Lesson 3: Accessible and Customizable
I care a lot about accessibility, frequently to the chagrin of my colleagues in the agency when I remind them that social posts that are images of text with no alt text are trash no matter how well it did, and that no they cannot have a flashing marquee on their brand site.
Candygrams really didn’t practice what I preach, though. And that’s largely because the last update was a different moment in my values, in my skillset, in my understanding. There’s more work to do here, but I’m proud to say it’s not got Accessibility Nutrition Labels.
-
VoiceOver. I don’t know that I’ve done the implementation perfectly yet (if you have feedback, please reach out!), but I’ve tried to be thoughful where custom input and previews are involved here.
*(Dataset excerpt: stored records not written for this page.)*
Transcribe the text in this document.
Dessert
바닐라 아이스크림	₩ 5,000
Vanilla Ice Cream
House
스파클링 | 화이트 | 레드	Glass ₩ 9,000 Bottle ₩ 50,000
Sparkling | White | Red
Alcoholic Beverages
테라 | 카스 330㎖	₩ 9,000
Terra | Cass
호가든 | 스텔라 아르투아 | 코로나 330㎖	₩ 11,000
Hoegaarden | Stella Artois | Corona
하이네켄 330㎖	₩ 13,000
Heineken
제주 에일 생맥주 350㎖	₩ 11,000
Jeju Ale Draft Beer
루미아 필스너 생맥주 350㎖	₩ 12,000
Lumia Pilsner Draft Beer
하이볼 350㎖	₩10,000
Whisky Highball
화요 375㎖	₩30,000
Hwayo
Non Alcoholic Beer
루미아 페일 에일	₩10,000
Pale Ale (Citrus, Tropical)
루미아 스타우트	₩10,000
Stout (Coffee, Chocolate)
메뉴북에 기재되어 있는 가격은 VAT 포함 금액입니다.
Candygrams has had support for descriptions of stickers sent and received in iMessage since the early days, but the composer and in-app activties should be much more descriptive and targeted now.
-
Adaptive transparency and reduce motion. Just like with PolitiCall’s iOS 26 redesign, those zoom transitions are turned off if we’re in a context asking for reduced motion. Unlike PolitiCall, I went a step further and tried to dynamically swap out our materials on glass panels when requested, too.
What’s next?
Shipping an update to Candygrams gives me a clearer conscience and mental workspace going into WWDC.
But there are still a couple features I really want in Candygrams that still aren’t there. Before we get too far into the summer, I might try and eek out one or two of those.